Jun 4, 2013

HG Wells' Solution

This post contains spoilers for War of the Worlds (the original HG Wells book and the more recent movie adaptation starring Tom Cruise)

I like heroes. I like seeing heroes defeat the villain and save the day. Nothing makes me happier when reading a book or watching a movie than seeing how the protagonist overcomes the challenge at the climax.

It stands to reason, then, that I am usually disappointed when a story ends with someone other than the hero saving the day. This isn't to say I think the main character should accomplish everything on their own, without any help. Quite the contrary, I love supporting characters who can stand on their own and contribute to the plot. But the eventual triumph, the key act or choice, should, I feel, come down to the protagonist.

Those feelings aside, it's a generally accepted rule of fiction that a random outside force should never be the source of the hero's victory. Deus ex machina is widely regarded as a terrible way to resolve the conflict in a story.

So it's strange to me that HG Wells, one of the most well-regarded authors in western literature, resorted to it for his War of the Worlds. It's not clever planning, a desperate strike, or the abilities of a singular individual that stops the alien invasion, it's microbes. Specifically, microbes that humans have long since become immune to, but the aliens have never encountered. So, they die from the resulting infection.

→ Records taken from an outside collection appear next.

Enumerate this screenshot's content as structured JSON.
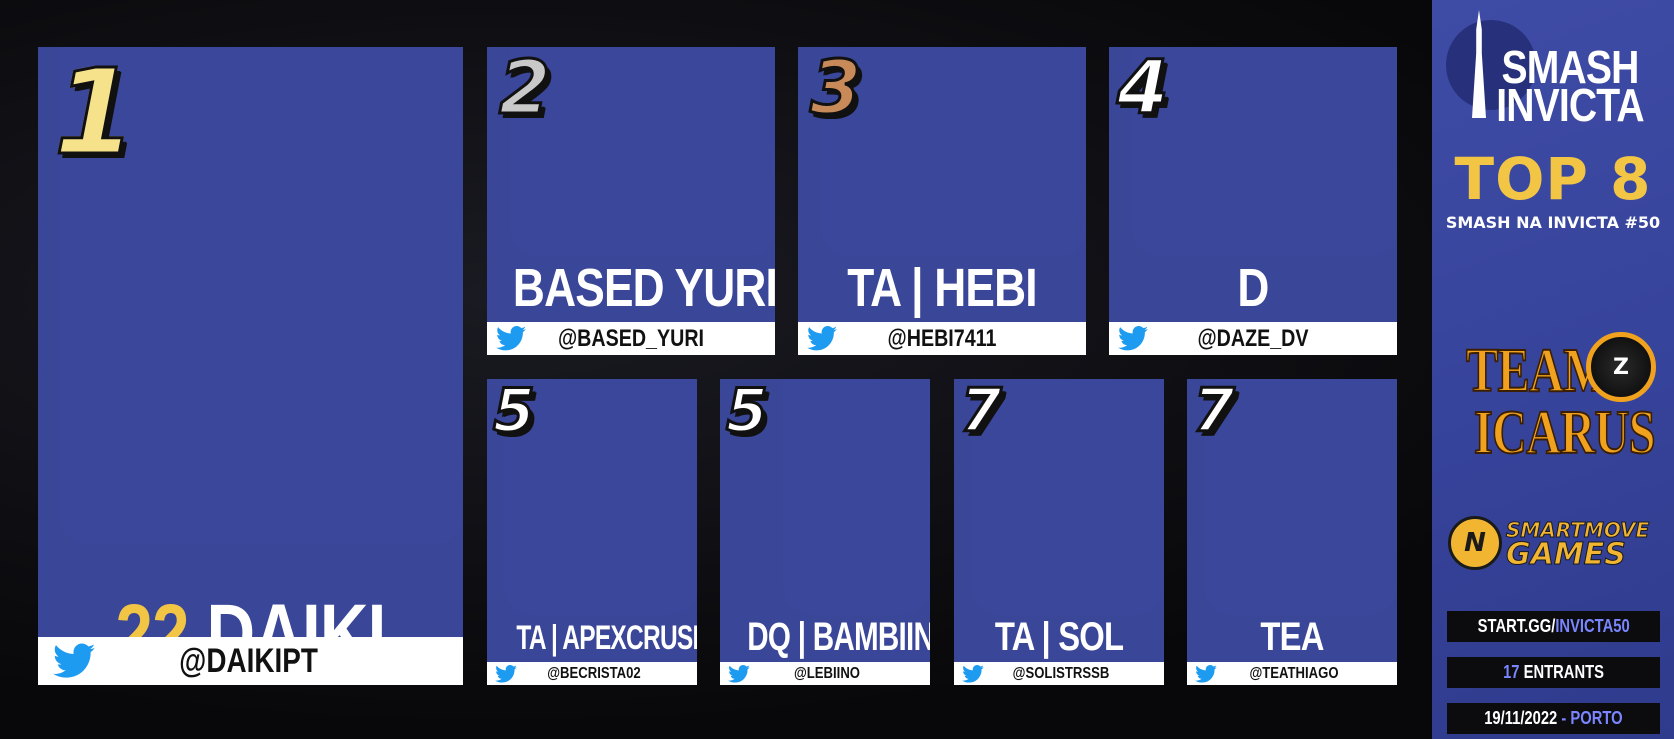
{
  "players": [
    {
      "rank": "1",
      "seed": "22",
      "name": "DAIKI",
      "handle": "@DAIKIPT",
      "rank_style": "gold"
    },
    {
      "rank": "2",
      "seed": "",
      "name": "BASED YURI",
      "handle": "@BASED_YURI",
      "rank_style": "silver"
    },
    {
      "rank": "3",
      "seed": "",
      "name": "TA | HEBI",
      "handle": "@HEBI7411",
      "rank_style": "bronze"
    },
    {
      "rank": "4",
      "seed": "",
      "name": "D",
      "handle": "@DAZE_DV",
      "rank_style": "white"
    },
    {
      "rank": "5",
      "seed": "",
      "name": "TA | APEXCRUSHER",
      "handle": "@BECRISTA02",
      "rank_style": "white"
    },
    {
      "rank": "5",
      "seed": "",
      "name": "DQ | BAMBIINO",
      "handle": "@LEBIINO",
      "rank_style": "white"
    },
    {
      "rank": "7",
      "seed": "",
      "name": "TA | SOL",
      "handle": "@SOLISTRSSB",
      "rank_style": "white"
    },
    {
      "rank": "7",
      "seed": "",
      "name": "TEA",
      "handle": "@TEATHIAGO",
      "rank_style": "white"
    }
  ],
  "sidebar": {
    "brand_line1": "SMASH",
    "brand_line2": "INVICTA",
    "top8": "TOP 8",
    "event_name": "SMASH NA INVICTA #50",
    "sponsor1_line1": "TEAM",
    "sponsor1_line2": "ICARUS",
    "sponsor1_mark": "Z",
    "sponsor2_mark": "N",
    "sponsor2_line1": "SMARTMOVE",
    "sponsor2_line2": "GAMES",
    "url_prefix": "START.GG/",
    "url_suffix": "INVICTA50",
    "entrants_count": "17",
    "entrants_label": " ENTRANTS",
    "date": "19/11/2022",
    "date_sep": " - ",
    "location": "PORTO"
  },
  "colors": {
    "card_bg": "#3a4697",
    "sidebar_bg": "#3b48a0",
    "seed_gold": "#f3c544",
    "accent": "#7a86ff",
    "twitter_blue": "#1d9bf0"
  }
}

Essentially, mankind is saved because the aliens were stupid. No matter what the protagonist does in the course of the story, the aliens will always die and humanity will be spared because the alien invaders didn't develop basic quarantine methods. While this fits with the themes of the book, the idea of being lost and helpless amid utter chaos, the everyman's quest for survival rather than the noble hero's daring endevours, its a risky chance to take. People expect to see the hero take on a challenge and come through. This is worth remembering wen writing yourself. Always make sure to have the hero defeat the villain through wits, strength, skill, or determination. Resist the temptation to invent an easy answer to get a problem out of the way.

You know, in the Tom Cruise version of War of the Worlds, after his character's son disappears, believed dead, only to re-appear in the very last scene, revealing he survived the invasion, I always liked to think that the son had this amazing, awesome adventure kicking alien ass and maybe even setting off the chain of events that led to the aliens' defeat, while his dad and sister spent the next hour not doing much at all.

Do you guys have any other examples where the hero isn't the one to overcome the final challenge


  1. Brandon Sanderson's Mistborn series - although there are lots of heroes in it, it isn't the hero you expect.

  2. My first thought was Harry Potter. Harry is ultimately the one that overcomes the final challenge but he gets there though the help of basically everyone else.